Eventually losses come to light. The sub-prime fiasco eventually came to be seen as a zero-sum situation, but it took time. The hyper profits of the mainstream banking community during the housing boom and easy mortgages eventually were offset by losses when silly appraised values and silly creditworthiness assessment turned into the reality of the sub-prime crisis. Nobody did their job, but in the end many people pocketed wealth while a very much large group of people lost wealth.

In Iceland, the foolishness of the Iceland bankers and their banking partners in places like London and New York has resulted in the people of Iceland ... every person in Iceland that is ... losing wealth while a few bankers gained wealth. The banking community still does not seem to "get it" that the economic model they are using is fatally flawed, and while they are recording profits and being very satisfied at their performance, the underlying economy around them has been gutted.

It is not yet clear whether sovereign debt in general will turn into a new bubble and financial crisis ... but it is entirely possible. Walter Wriston, a former CEO if Citibank regarded sovereign debt as a great asset class because the earnings were good and the borrowers "could not go bankrupt"! His law was correct ... but his reality was not!
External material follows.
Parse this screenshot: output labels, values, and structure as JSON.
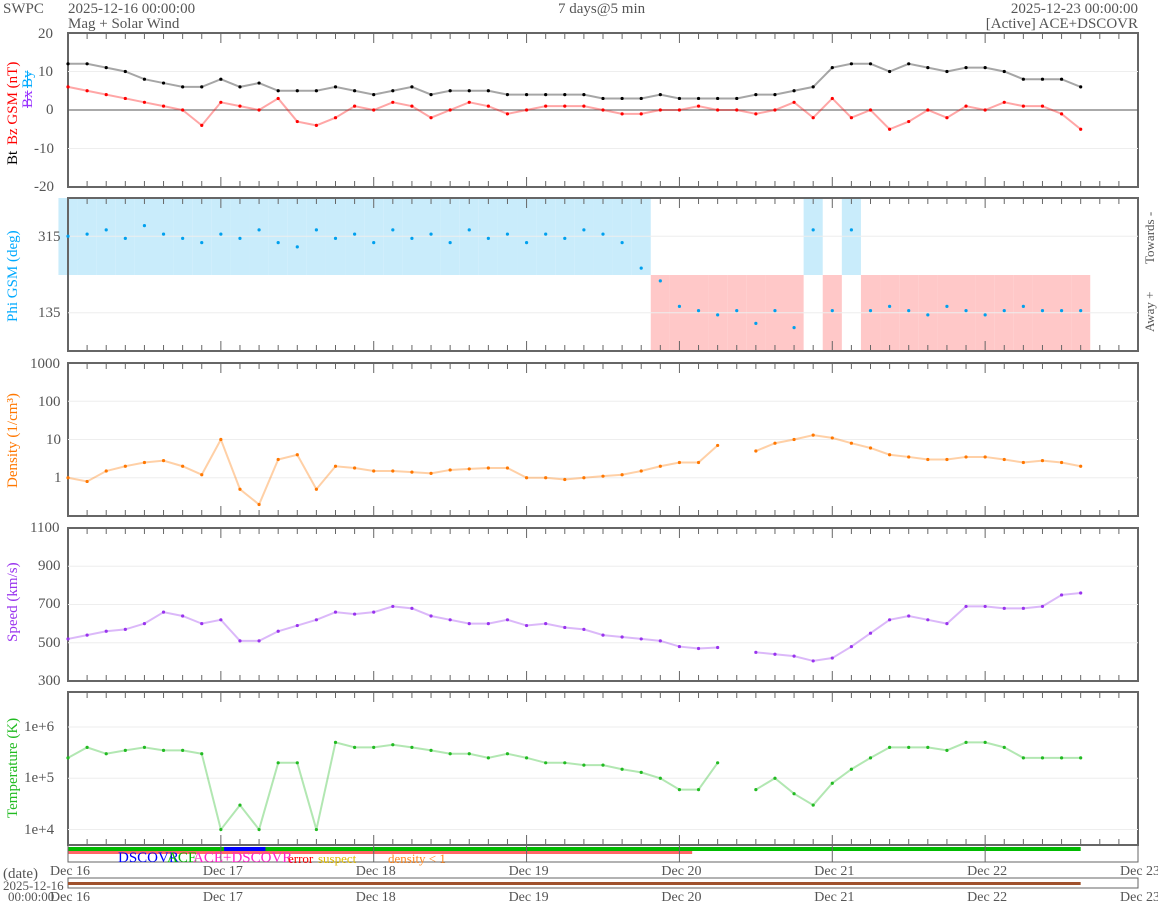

What we now call wealth and have on the record in money terms has all come from somewhere. Much of it has come from exploiting natural resources in some profitable way. The system of accounting that we use records the costs incurred to extract value from the resource, and then takes into account the revenues earned and computes profit and equates that to a wealth increment. The diminution in the natural resource by its exploitation is not taken into account. This stupidity is the norm ... and, of course, has been the norm throughout the industrial era. It made the industrial era seem very profitable ... and made the wealth creation look good ... but the reality is very different.

Obviously mining and petroleum companies are looking a lot more profitable than they really are if the resource consumption was accounted for in the profit calculation. But there are many parts of the global economy where the costs exclude the damage being done to the broader society or the commons. Community Analytics (CA) is starting to address this so that there may be a better understanding of what needs to be done to improve quality of life and have this sustainable.

What emerges from CA value analysis is that quality of life is not only about material consumption, it is much more about material investment and the enjoyment of being more than merely the enjoyment of consuming. While value is subjective and therefore difficult to treat simply ... it is important. It is not easy to quantify value ... but it can be done in a meaningful way. CA is in the process of doing this and will share this quite soon.

For the moment, the question is "where does wealth come from?" ... and the answer is that much of what is thought of as growing wealth is offset by others who have lost wealth ... but that there are opportunities for real wealth creation when a smart society improves its real performance. Science and technology ... knowledge and know how ... may be used so that there can be improvement in the quality of life with less use of available resources, and in fact society may evolve so that resources increase while quality of life improves. This is not phony wealth derived from the maths of monetary economy ... but something that is very tangible and measured using a construct like CA value!

The business media ... Forbes, Fortune, Wall Street Journal, Business Week, Financial Times, Economist, Bloomberg and all the rest ... do not seem to want to challenge the way the metrics of modern society have failed. The professional accounting bodies and the mainstream of academic economists seem to be going with the flow. People like Professor Muhammad Yunus and a growing number of concerned people are asking good questions about the system of money profit measurement and "what happened?". In time CA might give these people the answer.